‘No legal prospects’ for MP request to review Baltic States’ break with USSR
The office of Russia’s Prosecutor General earlier received a query from two members of the State Duma, reportedly from the ruling United Russia party, to review the decision made by the Soviet Union in 1991 to recognize the independence of the Baltic States.
“In this particular case it is clear that the affair has no legal prospects,” Prosecutor-General Office spokesperson, Marina Gridneva, told TASS on Wednesday.
She said that under Russian law the Prosecutor General is obliged to review any request it receives, adding that some are “devoid of common sense altogether.”
The controversial request also stirred confusion in the Kremlin, with President Vladimir Putin’s press secretary, Dmitry Peskov, telling reporters on Tuesday that he was not aware of the initiative.
“And frankly speaking, I personally find it difficult to understand the essence of this initiative,” Peskov added.
Russian Foreign Minister Sergey Lavrov said he knew nothing about the request, expressing skepticism while answering a reporter’s question in Vienna on Tuesday.
“What I do know is that we have diplomatic relations and interstate treaties with these Baltic countries,” he said.

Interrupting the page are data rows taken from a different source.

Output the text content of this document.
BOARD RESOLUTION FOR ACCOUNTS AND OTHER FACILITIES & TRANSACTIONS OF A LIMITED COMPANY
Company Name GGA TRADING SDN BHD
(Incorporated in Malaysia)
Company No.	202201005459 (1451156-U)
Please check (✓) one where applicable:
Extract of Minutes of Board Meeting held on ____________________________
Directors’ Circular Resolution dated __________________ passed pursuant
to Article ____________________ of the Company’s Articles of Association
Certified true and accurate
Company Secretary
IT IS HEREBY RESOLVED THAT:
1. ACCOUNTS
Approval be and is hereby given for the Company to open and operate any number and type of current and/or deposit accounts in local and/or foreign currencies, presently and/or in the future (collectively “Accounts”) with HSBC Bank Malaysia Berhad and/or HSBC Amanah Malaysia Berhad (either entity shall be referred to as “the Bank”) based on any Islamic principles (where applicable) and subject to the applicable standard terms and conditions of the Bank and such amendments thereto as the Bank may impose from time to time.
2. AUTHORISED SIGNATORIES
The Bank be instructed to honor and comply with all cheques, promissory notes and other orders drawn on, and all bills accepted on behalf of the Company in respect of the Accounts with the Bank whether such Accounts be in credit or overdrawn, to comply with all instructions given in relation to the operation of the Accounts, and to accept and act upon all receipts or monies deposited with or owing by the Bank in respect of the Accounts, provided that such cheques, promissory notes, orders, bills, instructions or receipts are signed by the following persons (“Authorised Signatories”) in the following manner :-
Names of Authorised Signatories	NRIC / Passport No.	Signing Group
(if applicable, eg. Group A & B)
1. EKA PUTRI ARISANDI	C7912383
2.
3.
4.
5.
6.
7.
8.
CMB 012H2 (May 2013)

The query prompted harsh reactions from Baltic officials, despite its questionable nature. Lithuanian Foreign Minister Linas Linkevičius called it “a provocation to say the least” and “legally, morally and politically absurd”.
Our independence was gained through blood of our people.No one has the right to threaten it.Only we decide our fate http://t.co/72qmOaCMn1
— Dalia Grybauskaitė (@Grybauskaite_LT) June 30, 2015
Lithuania, Estonia and Latvia split from the Soviet Union after the USSR’s State Council, a temporary body, recognized their independence in September 1991. The two MPs who filed the query claimed that the Baltic States’ independence was authorized by an unconstitutional body, as the Soviet Union’s constitution required a referendum and a transitional period in order to settle disputed matters.